In fact, practices will be required to more fully participate in the Quality Payment Program (QPP) during 2018.
"Practices still need to be cognizant of the quality and cost of care that they incur for their assigned patient population. They need to continue to do well in the [Merit-based Incentive Payment System (MIPS) program] and look into any alternative payment models that come along," says Anders Gilberg, senior vice president of government affairs for the Medical Group Management Association (MGMA).
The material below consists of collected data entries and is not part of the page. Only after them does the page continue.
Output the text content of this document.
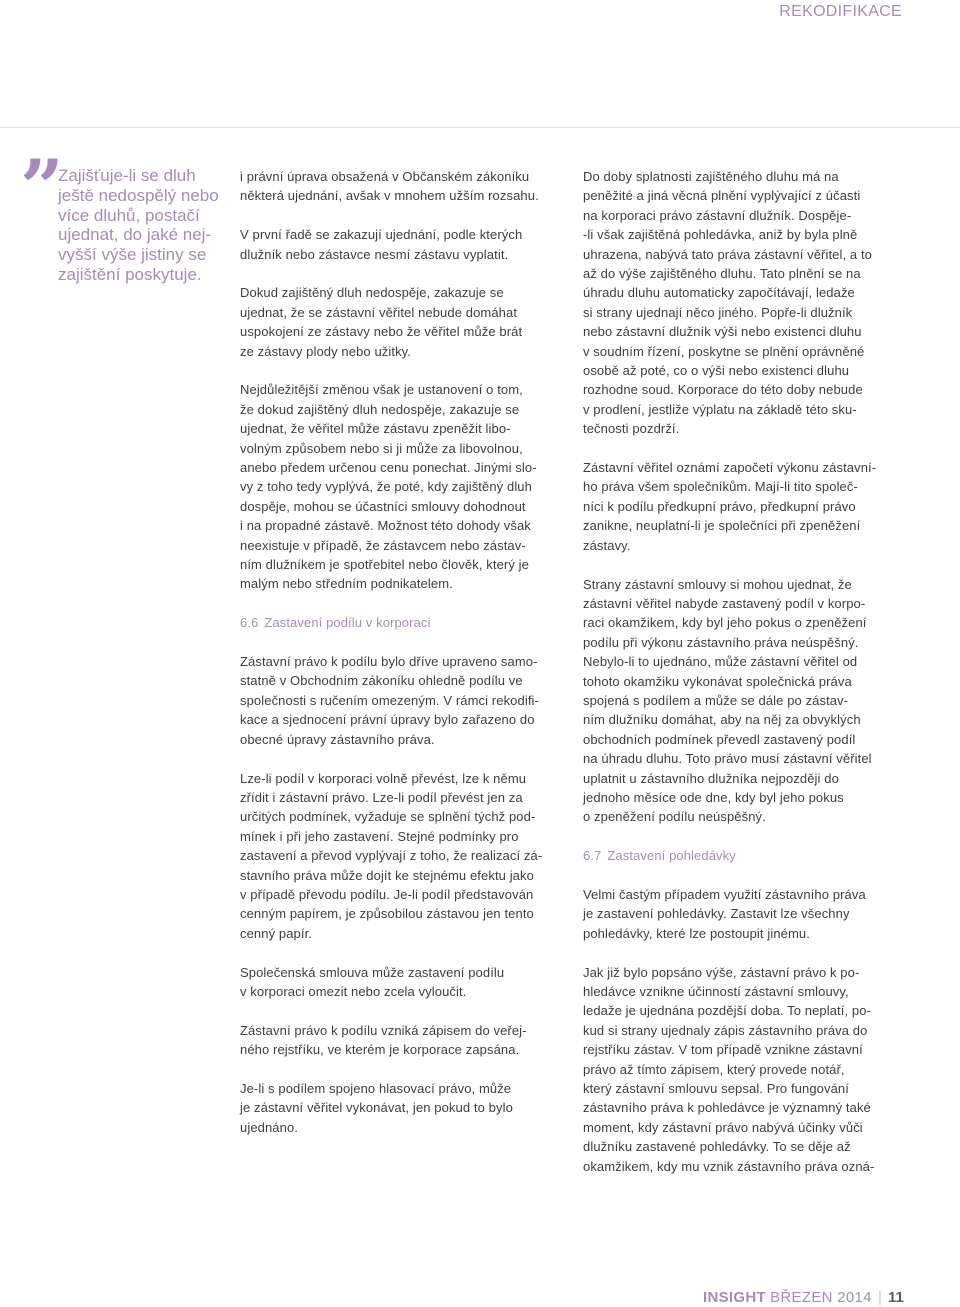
REKODIFIKACE
”

Zajišťuje-li se dluh
ještě nedospělý nebo
více dluhů, postačí
ujednat, do jaké nej-
vyšší výše jistiny se
zajištění poskytuje.

i právní úprava obsažená v Občanském zákoníku
některá ujednání, avšak v mnohem užším rozsahu.

V první řadě se zakazují ujednání, podle kterých
dlužník nebo zástavce nesmí zástavu vyplatit.

Dokud zajištěný dluh nedospěje, zakazuje se
ujednat, že se zástavní věřitel nebude domáhat
uspokojení ze zástavy nebo že věřitel může brát
ze zástavy plody nebo užitky.

Nejdůležitější změnou však je ustanovení o tom,
že dokud zajištěný dluh nedospěje, zakazuje se
ujednat, že věřitel může zástavu zpeněžit libo-
volným způsobem nebo si ji může za libovolnou,
anebo předem určenou cenu ponechat. Jinými slo-
vy z toho tedy vyplývá, že poté, kdy zajištěný dluh
dospěje, mohou se účastníci smlouvy dohodnout
i na propadné zástavě. Možnost této dohody však
neexistuje v případě, že zástavcem nebo zástav-
ním dlužníkem je spotřebitel nebo člověk, který je
malým nebo středním podnikatelem.

6.6 Zastavení podílu v korporaci

Zástavní právo k podílu bylo dříve upraveno samo-
statně v Obchodním zákoníku ohledně podílu ve
společnosti s ručením omezeným. V rámci rekodifi-
kace a sjednocení právní úpravy bylo zařazeno do
obecné úpravy zástavního práva.

Lze-li podíl v korporaci volně převést, lze k němu
zřídit i zástavní právo. Lze-li podíl převést jen za
určitých podmínek, vyžaduje se splnění týchž pod-
mínek i při jeho zastavení. Stejné podmínky pro
zastavení a převod vyplývají z toho, že realizací zá-
stavního práva může dojít ke stejnému efektu jako
v případě převodu podílu. Je-li podíl představován
cenným papírem, je způsobilou zástavou jen tento
cenný papír.

Společenská smlouva může zastavení podílu
v korporaci omezit nebo zcela vyloučit.

Zástavní právo k podílu vzniká zápisem do veřej-
ného rejstříku, ve kterém je korporace zapsána.

Je-li s podílem spojeno hlasovací právo, může
je zástavní věřitel vykonávat, jen pokud to bylo
ujednáno.

Do doby splatnosti zajištěného dluhu má na
peněžité a jiná věcná plnění vyplývající z účasti
na korporaci právo zástavní dlužník. Dospěje-
-li však zajištěná pohledávka, aniž by byla plně
uhrazena, nabývá tato práva zástavní věřitel, a to
až do výše zajištěného dluhu. Tato plnění se na
úhradu dluhu automaticky započítávají, ledaže
si strany ujednají něco jiného. Popře-li dlužník
nebo zástavní dlužník výši nebo existenci dluhu
v soudním řízení, poskytne se plnění oprávněné
osobě až poté, co o výši nebo existenci dluhu
rozhodne soud. Korporace do této doby nebude
v prodlení, jestliže výplatu na základě této sku-
tečnosti pozdrží.

Zástavní věřitel oznámí započetí výkonu zástavní-
ho práva všem společníkům. Mají-li tito společ-
níci k podílu předkupní právo, předkupní právo
zanikne, neuplatní-li je společníci při zpeněžení
zástavy.

Strany zástavní smlouvy si mohou ujednat, že
zástavní věřitel nabyde zastavený podíl v korpo-
raci okamžikem, kdy byl jeho pokus o zpeněžení
podílu při výkonu zástavního práva neúspěšný.
Nebylo-li to ujednáno, může zástavní věřitel od
tohoto okamžiku vykonávat společnická práva
spojená s podílem a může se dále po zástav-
ním dlužníku domáhat, aby na něj za obvyklých
obchodních podmínek převedl zastavený podíl
na úhradu dluhu. Toto právo musí zástavní věřitel
uplatnit u zástavního dlužníka nejpozději do
jednoho měsíce ode dne, kdy byl jeho pokus
o zpeněžení podílu neúspěšný.

6.7 Zastavení pohledávky

Velmi častým případem využití zástavního práva
je zastavení pohledávky. Zastavit lze všechny
pohledávky, které lze postoupit jinému.

Jak již bylo popsáno výše, zástavní právo k po-
hledávce vznikne účinností zástavní smlouvy,
ledaže je ujednána pozdější doba. To neplatí, po-
kud si strany ujednaly zápis zástavního práva do
rejstříku zástav. V tom případě vznikne zástavní
právo až tímto zápisem, který provede notář,
který zástavní smlouvu sepsal. Pro fungování
zástavního práva k pohledávce je významný také
moment, kdy zástavní právo nabývá účinky vůči
dlužníku zastavené pohledávky. To se děje až
okamžikem, kdy mu vznik zástavního práva ozná-

INSIGHT BŘEZEN 2014 | 11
The new year will bring a new challenge for physicians regarding MACRA, and more specifically, MIPS. For the first time, CMS will include cost as a component of a physician's MIPS score. "It's important that practices understand that the attribution calculations will kick-in January 1, and then practices will be held accountable for the entire year. Cost may be just a token 10 percent, but it represents a mindset change," says Gilberg.
Like MGMA, the American Academy of Family Physicians (AAFP) is worried physicians may not realize the changes 2018 is bringing to MACRA and when those changes take effect. "For example, March 15, 2018, is an important date, as that is the deadline to report 2017 data to avoid a negative payment adjustment in 2019," says AAFP President Michael Munger, MD.
In addition to the cost factor, practices will be required to submit six quality measures for 60 percent of patients who qualify for each measure, with one being an outcomes measure, according to the MACRA final rule passed in November.